As Woodland’s call volume increased 20 percent in the past three years, the city’s financing of its fire department has remained “somewhat underfunded,” Fire Chief Michael Jackson said.

A paid arrangement with Clark County Fire and Rescue would improve staffing, ambulatory services and training, but it remains uncertain whether the city can afford spending between $120,000 to $140,000 in 2012 on such a contract. The city would have to decide between the need to repair roads and the need for better fire and ambulatory services, for instance, said Benjamin Fredricks, chairman of the city’s finance committee.

Should the paid arrangement happen it would be the first step toward a regional fire authority in north Clark County that would consolidate fire operations and costs for all involved, Woodland officials said.

Under such a scenario, there would no longer be a Woodland Fire Department but the residents of Woodland would have access to better fire and emergency response resources, Jackson said.

A major reason why Woodland needs to sign an agreement with Clark County Fire and Rescue is its current staffing system is “not sustainable,” Jackson said.

“If one person is out sick or injured, it creates a staffing shortage,” he said, noting his department has three full-time firefighters and relies mostly on its 38 volunteers and four interns. Contracting with Clark County Fire and Rescue would ensure there were at least two available full-time firefighters in the city at a time, he added.

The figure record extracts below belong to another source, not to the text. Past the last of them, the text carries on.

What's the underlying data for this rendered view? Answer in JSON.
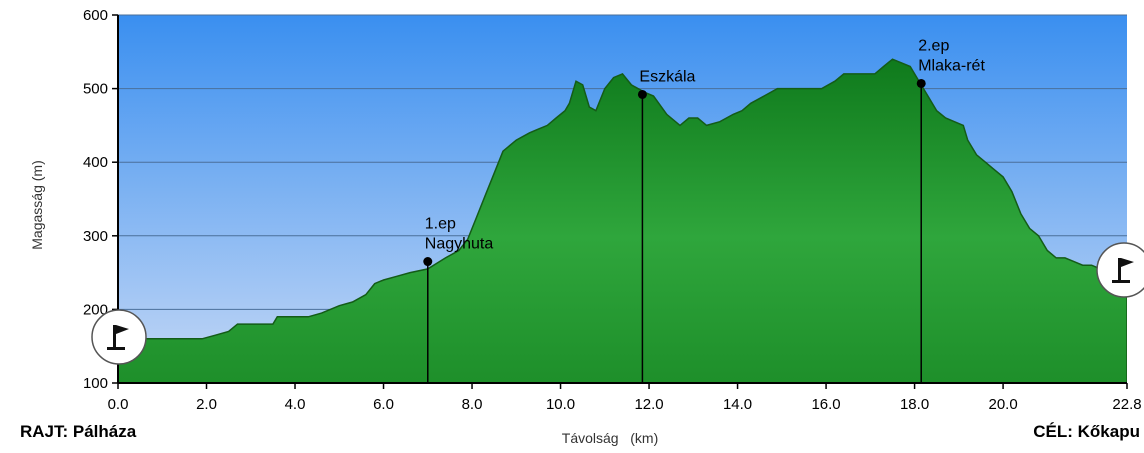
{
  "chart_data": {
    "type": "area",
    "xlabel": "Távolság   (km)",
    "ylabel": "Magasság (m)",
    "xlim": [
      0.0,
      22.8
    ],
    "ylim": [
      100,
      600
    ],
    "x_ticks": [
      "0.0",
      "2.0",
      "4.0",
      "6.0",
      "8.0",
      "10.0",
      "12.0",
      "14.0",
      "16.0",
      "18.0",
      "20.0",
      "22.8"
    ],
    "x_tick_values": [
      0,
      2,
      4,
      6,
      8,
      10,
      12,
      14,
      16,
      18,
      20,
      22.8
    ],
    "y_ticks": [
      "100",
      "200",
      "300",
      "400",
      "500",
      "600"
    ],
    "y_tick_values": [
      100,
      200,
      300,
      400,
      500,
      600
    ],
    "grid": "horizontal",
    "colors": {
      "sky_top": "#3a8ff0",
      "sky_bottom": "#c5d8f5",
      "ground_top": "#0f7a1c",
      "ground_mid": "#2fa63c",
      "ground_bottom": "#1e8f2a",
      "outline": "#145c17"
    },
    "series": [
      {
        "x": [
          0,
          0.3,
          0.6,
          1.0,
          1.5,
          1.9,
          2.2,
          2.5,
          2.7,
          3.0,
          3.4,
          3.5,
          3.6,
          4.0,
          4.3,
          4.6,
          5.0,
          5.3,
          5.6,
          5.8,
          6.0,
          6.3,
          6.6,
          7.0,
          7.4,
          7.7,
          7.9,
          8.1,
          8.3,
          8.5,
          8.7,
          9.0,
          9.3,
          9.5,
          9.7,
          9.9,
          10.1,
          10.2,
          10.35,
          10.5,
          10.65,
          10.8,
          11.0,
          11.2,
          11.4,
          11.6,
          11.9,
          12.1,
          12.4,
          12.7,
          12.9,
          13.1,
          13.3,
          13.6,
          13.9,
          14.1,
          14.3,
          14.6,
          14.9,
          15.1,
          15.4,
          15.9,
          16.2,
          16.4,
          16.6,
          16.9,
          17.1,
          17.3,
          17.5,
          17.7,
          17.9,
          18.1,
          18.3,
          18.5,
          18.7,
          18.9,
          19.1,
          19.2,
          19.4,
          19.6,
          19.8,
          20.0,
          20.2,
          20.4,
          20.6,
          20.8,
          21.0,
          21.2,
          21.4,
          21.6,
          21.8,
          22.0,
          22.2,
          22.4,
          22.6,
          22.8
        ],
        "y": [
          160,
          160,
          160,
          160,
          160,
          160,
          165,
          170,
          180,
          180,
          180,
          180,
          190,
          190,
          190,
          195,
          205,
          210,
          220,
          235,
          240,
          245,
          250,
          255,
          270,
          280,
          295,
          325,
          355,
          385,
          415,
          430,
          440,
          445,
          450,
          460,
          470,
          480,
          510,
          505,
          475,
          470,
          500,
          515,
          520,
          505,
          495,
          490,
          465,
          450,
          460,
          460,
          450,
          455,
          465,
          470,
          480,
          490,
          500,
          500,
          500,
          500,
          510,
          520,
          520,
          520,
          520,
          530,
          540,
          535,
          530,
          510,
          490,
          470,
          460,
          455,
          450,
          430,
          410,
          400,
          390,
          380,
          360,
          330,
          310,
          300,
          280,
          270,
          270,
          265,
          260,
          260,
          255,
          250,
          245,
          245
        ]
      }
    ],
    "waypoints": [
      {
        "lines": [
          "1.ep",
          "Nagyhuta"
        ],
        "x": 7.0,
        "y": 265
      },
      {
        "lines": [
          "Eszkála"
        ],
        "x": 11.85,
        "y": 492
      },
      {
        "lines": [
          "2.ep",
          "Mlaka-rét"
        ],
        "x": 18.15,
        "y": 507
      }
    ],
    "start_label": "RAJT: Pálháza",
    "end_label": "CÉL: Kőkapu",
    "start_icon": "flag-icon",
    "end_icon": "flag-icon"
  }
}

A contract with Clark County Fire and Rescue would also improve emergency response, Jackson said, because Clark County provides advanced life support services, something Woodland does not have.

“It assists us in absorbing costs and assists us in efficiencies and broadens our resources,” said Woodland Councilwoman Marilee McCall, who heads the city’s public safety committee. McCall noted it would help the city retain volunteers better.

Jackson also anticipates partnering with Clark County Fire and Rescue would improve his department’s fire insurance rating, meaning residents would likely pay less on their fire insurance.

Talk of a paid arrangement between Clark County Fire and Rescue and Woodland has not moved further than that, Clark County officials said.

“It’s an idea that’s been talked about,” said Larry Bartel, deputy chief of support services with Clark County Fire and Rescue. He stressed no official recommendations had been made by either side.